Consistent denial tracking can reveal payer patterns, helping you correct recurring errors and improve revenue cycle performance.
Closing Note
Mastering acupuncture CPT codes is essential for every provider who wants to ensure accurate billing, minimize claim denials, and receive timely reimbursement. By using the correct codes (97810–97814), applying the right modifiers, and maintaining detailed documentation, you can streamline your billing process and stay compliant with payer rules.

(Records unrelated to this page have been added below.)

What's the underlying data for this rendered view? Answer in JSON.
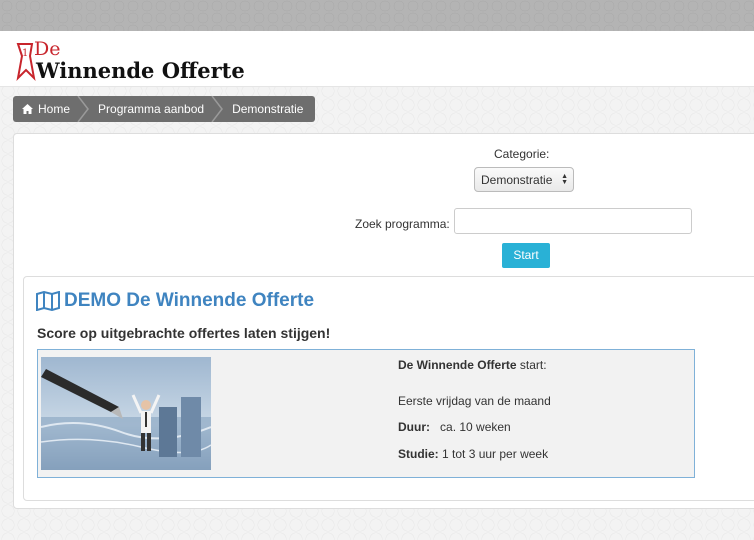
{
  "logo": {
    "small": "De",
    "main": "Winnende Offerte"
  },
  "breadcrumb": {
    "home": "Home",
    "programs": "Programma aanbod",
    "current": "Demonstratie"
  },
  "filter": {
    "category_label": "Categorie:",
    "category_value": "Demonstratie",
    "search_label": "Zoek programma:",
    "search_value": "",
    "start_label": "Start"
  },
  "program": {
    "title": "DEMO De Winnende Offerte",
    "subtitle": "Score op uitgebrachte offertes laten stijgen!",
    "name": "De Winnende Offerte",
    "start_suffix": "start:",
    "start_date": "Eerste vrijdag van de maand",
    "duration_label": "Duur:",
    "duration_value": "ca. 10 weken",
    "study_label": "Studie:",
    "study_value": "1 tot 3 uur per week"
  },
  "colors": {
    "accent": "#3f84c0",
    "button": "#29b1d6",
    "brand_red": "#c8252c"
  }
}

Remember, coding guidelines and insurance coverage for acupuncture continue to evolve. Staying informed with CMS updates and private insurance policies will help you protect your revenue cycle and focus more on delivering quality care to patients.
FAQs
Q 1. Does Medicare cover acupuncture?
Ans: Yes, but only for chronic low back pain. Other conditions are not currently covered.
Q 2. What’s the difference between 97810 and 97811?
- 97810: Initial 15 minutes, without electrical stimulation.
- 97811: Each additional 15 minutes, without stimulation.
Q 3. Can acupuncture be billed with physical therapy?
Ans: Yes, but proper modifiers (like GP or 59) must be used to avoid denials.
Q 4. Are dry needling and acupuncture billed the same way?
Ans: No. Acupuncture uses codes 97810–97814, while dry needling uses 20560–20561. Coverage also differs.
Q 5. Do I need modifiers for acupuncture billing?
Ans: Yes. Common modifiers include GP, KX, 59, and 25, depending on the service and payer rules.